The European Society of Medical Oncology has announced the development of a new evidence-based classification framework to guide research and interpretation of data on the de-intensification of cancer treatments.
The European Society of Medical Oncology (ESMO) has announced the development of a new evidence-based classification framework to guide research and interpretation of data on the de-intensification of cancer treatments. The framework establishes common definitions and criteria when looking at de-intensification of treatment in the clinic, according to research published in the Annals of Oncology.1
A subgroup of the ESMO Precision Medicine Working Group created an international collaborative project to develop the tiered approach classification system for biomarkers used in the cancer treatment de-intensification. Then, a group of disease-oriented clinical, translational, methodology and public health experts, and patients’ representatives provided an analysis of the status quo, and ongoing clinical trials.

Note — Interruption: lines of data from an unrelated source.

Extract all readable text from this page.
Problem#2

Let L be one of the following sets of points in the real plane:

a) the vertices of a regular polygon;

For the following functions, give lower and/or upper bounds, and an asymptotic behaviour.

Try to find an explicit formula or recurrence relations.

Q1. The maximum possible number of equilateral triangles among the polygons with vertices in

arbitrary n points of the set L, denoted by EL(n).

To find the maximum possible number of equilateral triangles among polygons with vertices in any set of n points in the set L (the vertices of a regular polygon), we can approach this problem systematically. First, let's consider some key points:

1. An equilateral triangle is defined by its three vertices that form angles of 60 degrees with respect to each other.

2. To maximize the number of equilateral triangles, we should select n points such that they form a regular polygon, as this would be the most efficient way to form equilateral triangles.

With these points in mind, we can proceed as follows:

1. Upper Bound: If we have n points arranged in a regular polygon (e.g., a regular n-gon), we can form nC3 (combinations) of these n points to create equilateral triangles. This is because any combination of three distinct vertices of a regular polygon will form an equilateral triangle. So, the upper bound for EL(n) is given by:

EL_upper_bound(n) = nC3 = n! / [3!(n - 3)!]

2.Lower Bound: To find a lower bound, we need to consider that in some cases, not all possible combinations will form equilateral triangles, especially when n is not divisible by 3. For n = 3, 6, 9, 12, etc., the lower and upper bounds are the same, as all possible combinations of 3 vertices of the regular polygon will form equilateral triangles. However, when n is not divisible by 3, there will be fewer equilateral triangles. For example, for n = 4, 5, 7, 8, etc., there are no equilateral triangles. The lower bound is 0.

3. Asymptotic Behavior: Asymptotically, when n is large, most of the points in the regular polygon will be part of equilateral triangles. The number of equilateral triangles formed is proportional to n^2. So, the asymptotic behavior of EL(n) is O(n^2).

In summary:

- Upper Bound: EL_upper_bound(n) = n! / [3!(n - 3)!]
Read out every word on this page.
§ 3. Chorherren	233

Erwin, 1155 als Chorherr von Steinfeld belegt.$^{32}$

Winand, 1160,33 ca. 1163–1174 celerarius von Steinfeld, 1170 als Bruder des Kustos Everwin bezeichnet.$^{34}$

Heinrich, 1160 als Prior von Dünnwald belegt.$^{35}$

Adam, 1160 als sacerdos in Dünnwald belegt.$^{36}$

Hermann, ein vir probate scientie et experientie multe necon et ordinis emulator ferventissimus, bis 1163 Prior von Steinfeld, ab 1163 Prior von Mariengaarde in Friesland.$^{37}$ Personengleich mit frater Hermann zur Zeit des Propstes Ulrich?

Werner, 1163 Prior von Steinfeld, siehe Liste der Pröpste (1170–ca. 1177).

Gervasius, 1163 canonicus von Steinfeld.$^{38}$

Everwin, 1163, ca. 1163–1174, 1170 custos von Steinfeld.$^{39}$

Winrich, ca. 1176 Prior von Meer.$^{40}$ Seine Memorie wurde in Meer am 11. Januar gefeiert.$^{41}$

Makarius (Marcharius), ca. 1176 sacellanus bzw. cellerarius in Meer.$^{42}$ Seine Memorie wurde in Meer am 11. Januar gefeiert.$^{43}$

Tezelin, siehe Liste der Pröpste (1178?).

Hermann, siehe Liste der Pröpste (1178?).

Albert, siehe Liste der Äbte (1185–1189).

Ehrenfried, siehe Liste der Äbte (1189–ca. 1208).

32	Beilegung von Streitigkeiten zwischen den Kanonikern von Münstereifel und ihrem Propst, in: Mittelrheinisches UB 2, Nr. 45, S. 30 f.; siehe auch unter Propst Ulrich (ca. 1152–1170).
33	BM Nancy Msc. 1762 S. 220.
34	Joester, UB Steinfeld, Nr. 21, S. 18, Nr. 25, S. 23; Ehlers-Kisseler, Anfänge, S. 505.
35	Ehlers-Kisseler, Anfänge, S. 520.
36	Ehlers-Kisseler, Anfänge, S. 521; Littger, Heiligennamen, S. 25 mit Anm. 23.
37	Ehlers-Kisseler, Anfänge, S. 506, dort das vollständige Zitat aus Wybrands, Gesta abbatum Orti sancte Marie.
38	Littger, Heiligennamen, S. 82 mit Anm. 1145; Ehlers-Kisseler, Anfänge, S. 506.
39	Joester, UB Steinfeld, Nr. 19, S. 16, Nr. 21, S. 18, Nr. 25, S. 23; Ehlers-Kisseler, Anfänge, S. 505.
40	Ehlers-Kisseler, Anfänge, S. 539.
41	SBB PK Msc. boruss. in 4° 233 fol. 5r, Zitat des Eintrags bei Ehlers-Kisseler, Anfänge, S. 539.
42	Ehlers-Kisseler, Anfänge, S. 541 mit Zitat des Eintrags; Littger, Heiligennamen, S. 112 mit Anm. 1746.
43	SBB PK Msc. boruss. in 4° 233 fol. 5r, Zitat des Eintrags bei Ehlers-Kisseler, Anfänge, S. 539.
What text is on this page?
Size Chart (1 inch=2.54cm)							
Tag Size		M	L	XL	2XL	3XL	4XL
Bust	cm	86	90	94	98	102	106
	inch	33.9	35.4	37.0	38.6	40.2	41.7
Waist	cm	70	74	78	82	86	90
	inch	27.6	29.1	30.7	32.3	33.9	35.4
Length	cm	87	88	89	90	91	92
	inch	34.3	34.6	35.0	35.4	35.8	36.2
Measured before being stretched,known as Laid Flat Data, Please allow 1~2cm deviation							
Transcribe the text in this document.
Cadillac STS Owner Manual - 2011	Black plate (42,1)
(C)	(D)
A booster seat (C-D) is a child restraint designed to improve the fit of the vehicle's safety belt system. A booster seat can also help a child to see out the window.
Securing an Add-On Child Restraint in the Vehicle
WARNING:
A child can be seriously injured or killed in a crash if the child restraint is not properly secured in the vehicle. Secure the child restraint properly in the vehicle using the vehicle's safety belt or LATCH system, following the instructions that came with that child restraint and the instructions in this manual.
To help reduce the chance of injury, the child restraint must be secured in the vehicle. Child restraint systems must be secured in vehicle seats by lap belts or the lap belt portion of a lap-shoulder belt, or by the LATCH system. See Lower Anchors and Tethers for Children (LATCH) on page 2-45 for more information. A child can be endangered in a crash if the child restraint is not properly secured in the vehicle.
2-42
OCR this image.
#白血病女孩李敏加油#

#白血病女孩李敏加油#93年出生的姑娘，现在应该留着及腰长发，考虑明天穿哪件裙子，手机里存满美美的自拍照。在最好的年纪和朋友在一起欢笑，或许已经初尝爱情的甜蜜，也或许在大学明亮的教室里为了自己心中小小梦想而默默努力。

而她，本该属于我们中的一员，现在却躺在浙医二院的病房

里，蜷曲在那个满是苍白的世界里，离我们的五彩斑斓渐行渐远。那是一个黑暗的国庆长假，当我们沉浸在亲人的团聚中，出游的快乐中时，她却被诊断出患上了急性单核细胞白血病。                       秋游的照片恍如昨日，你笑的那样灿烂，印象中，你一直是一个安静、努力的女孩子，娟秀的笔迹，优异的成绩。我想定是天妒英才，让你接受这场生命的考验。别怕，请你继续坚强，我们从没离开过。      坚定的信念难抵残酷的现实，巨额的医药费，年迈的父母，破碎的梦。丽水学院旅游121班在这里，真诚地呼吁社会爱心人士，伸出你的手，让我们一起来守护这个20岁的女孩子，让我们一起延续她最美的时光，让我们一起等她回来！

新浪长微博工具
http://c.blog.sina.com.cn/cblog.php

Through multiple rounds of revisions and debate, the group agreed on several definitions on treatment de-intensification depending on the context is for each patient. For example, a common way to de-intensify treatment is to forgo, or delete, a segment of treatment such as when a patient is on sequential chemotherapy and clinicians decide to only provide a portion of the treatment.
Other methods of de-intensification identified by the group were shortened duration of treatment, encouraging clinicians to look at if patients can receive less treatment where possible, and combining treatment by entirely getting rid of one portion of treatment. The group highlighted how select patients being treated with chemotherapy and radiotherapy researchers may exclude 1 and still see non-inferior survival outcomes.
According to the group, there is evidence for this approach that shows it can shorten treatment and reduce the risk of long term adverse events (AEs).
The working group criteria for the designation of a modulation of cancer treatment through de-intensification required that 2 conditions are met. First, clear evidence of treatment de-escalation, and second, tangible evidence of improved patient outcomes. This would require that further research is needed to highlight the use of treatment de-intensification and its impact on patients with cancer.
“Clear evidence of treatment de-escalation requires evidence of reduction in the dose-density, intensity, or cumulative dose, including intermittent schedules or shorter treatment duration or omission of one or more segments of the standard regimens or one or more compounds or treatment modality,” the group explained in their guidelines.
The group also advocated for clinicians to rigorously assess the reduction of toxicity and improvement of quality of life when considering de-intensification of cancer treatments. When classifying toxicity, clinicians should consider chronic, persistent, or disabling AEs, and the burden of low-grade toxicities affecting the daily well-being of patients. Moreover, they argued for considering the contextuality of single arm studies that may just look at safety and how it will relate to the overall population.
“Randomized controlled non-inferiority trials are the gold standard when it comes to testing de-escalated treatments, but they take many years, very large sample sizes and heavy financial investments to run,” said senior author Professor Fabrice André, Gustave Roussy Cancer Campus, France, when explaining the rationale behind this approach in an ESMO press release.2 “To drive progress in this field of research, led more often by academic groups than by the pharma industry, we need to be able to design high-quality studies with fewer patients and shorter running times, which may be used to assess de-intensification in very low-risk populations.”
In the press release, ESMO also called for using this approach to explain to patients why de-intensification of their treatment is okay and can be beneficial without losing out on outcomes of the therapies. Moreover, a recommendation in their guidelines is to explain any potential tradeoffs to patients and how outcomes would not be impacted, and more research is being done to show this.
Ultimately, the ESMO group decided on 3 tiers to look at non-inferiority trials for their recommended approach. In tier A, they agreed that intensity-modulated regimens should be compared to standard of care treatments to demonstrate a non-inferior overall survival to acceptable outcomes alongside improved safety, tolerability, and/or quality of life. These differences must be statistically significant as well. Tier B was used for biomarkers in single-arm investigations, contextual or not to larger trials with a historical control agreed upon outside of the trial. Finally, tier C classified biomarkers from retrospective re-analyses that must be robust and look at the majority of the population from the previous study.
“This expert group advocates a stepwise clinical research approach: (1) harm-minimization regimens could be initially assessed using stand-alone randomized phase II studies that recruit and report before proceeding to phase 3 studies; (2) if no detriment in clinical outcome is identified, then a phase 3 trial could follow,” the experts concluded.